Südkorea führt neues Visum für digitale Nomaden ein: Das sind die Regeln.

Südkorea führt neues Visum für digitale Nomaden ein: Das sind die Regeln
Südkorea führt neues Visum für digitale Nomaden ein: Das sind die Regeln

Die neue F-1-D-Visumkategorie für ausländische Remote-Arbeiter

Nach Angaben von Tourism.d.ua — Туризм: Ab dem 30. Juni 2025 können Ausländer mit dem neuen Visum F-1-D für einen längeren Zeitraum in Südkorea leben. Dieses Visum erlaubt es, ortsunabhängig für ausländische Arbeitgeber tätig zu sein – eine attraktive Perspektive vor allem für junge Fachkräfte. Die überarbeiteten Bedingungen sehen unter anderem niedrigere Einkommenshürden und eine Verlängerung der maximalen Aufenthaltsdauer auf drei Jahre vor.

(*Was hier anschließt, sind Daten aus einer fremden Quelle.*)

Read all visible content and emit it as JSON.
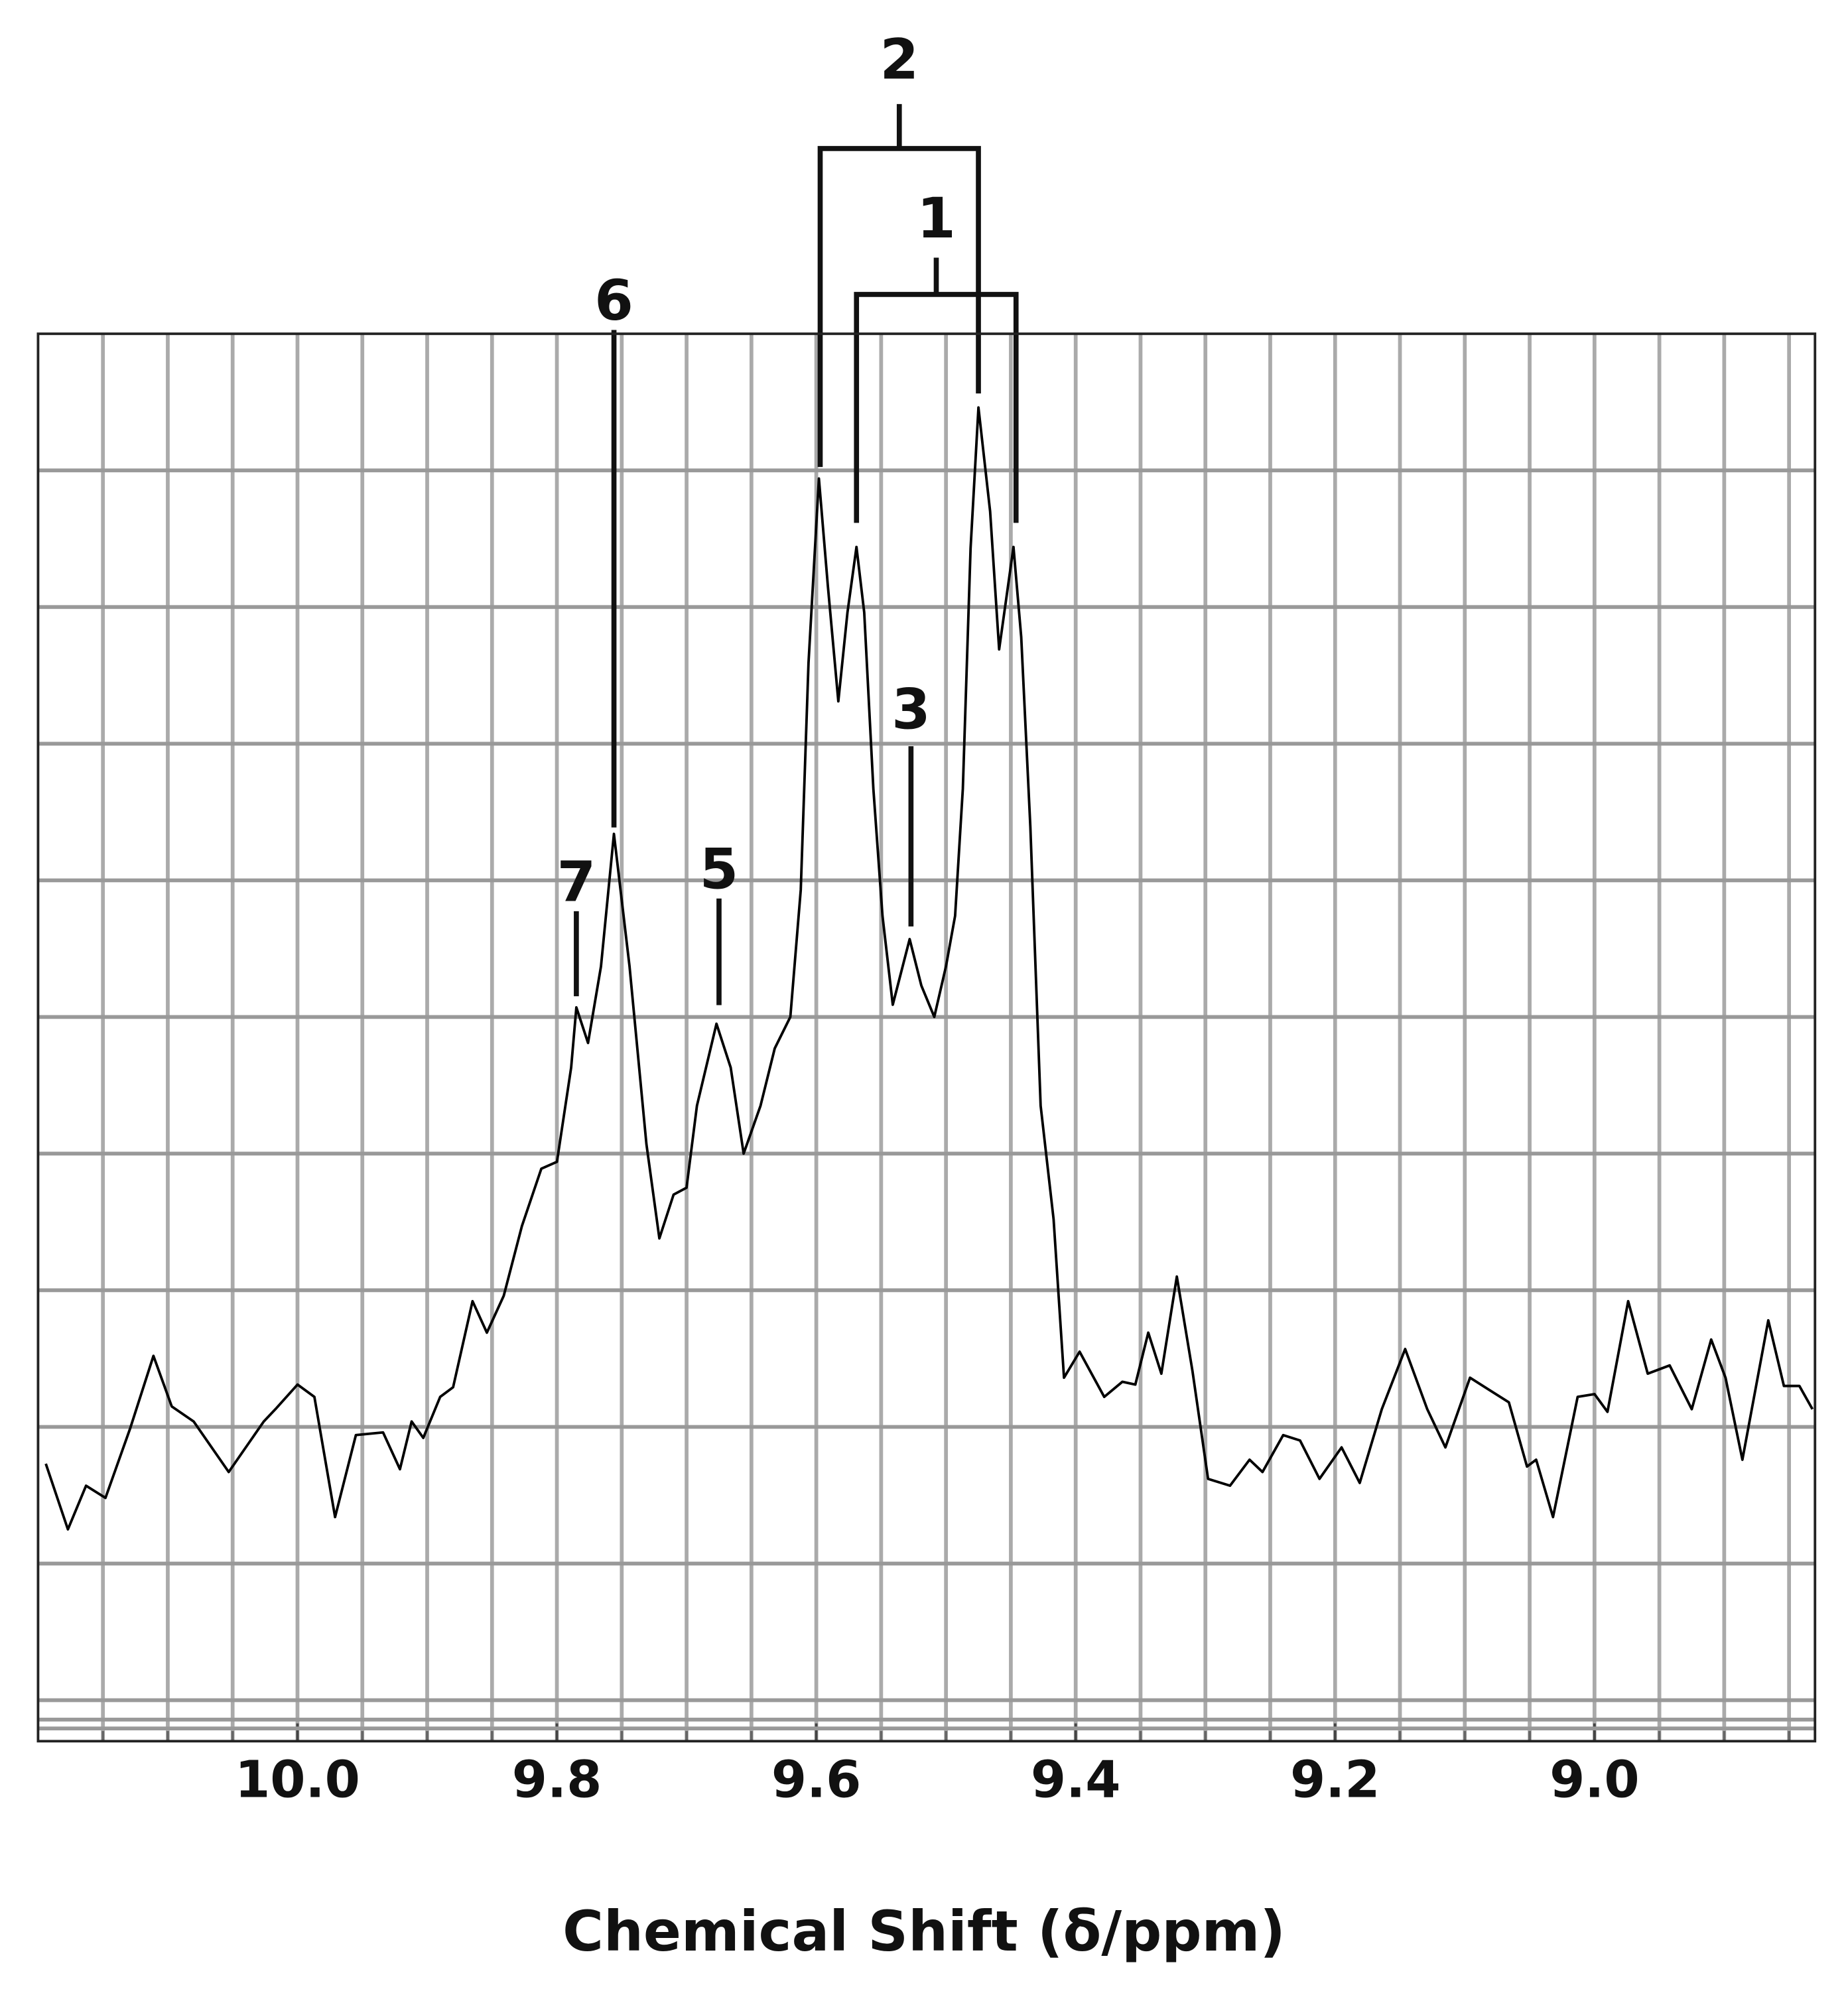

Eingeführt wird die Visumskategorie nach einer Testphase, die von Januar 2024 bis Mai 2025 lief. Eine der zentralen Voraussetzungen für die Beantragung ist ein bestimmtes Jahreseinkommen – speziell für ausländische Staatsbürger zwischen 18 und 34 Jahren, die außerhalb von Seoul leben möchten. Im Jahr 2025 liegt diese Einkommensgrenze bei knapp 37.000 US-Dollar, was etwa dem Durchschnittseinkommen in Südkorea entspricht.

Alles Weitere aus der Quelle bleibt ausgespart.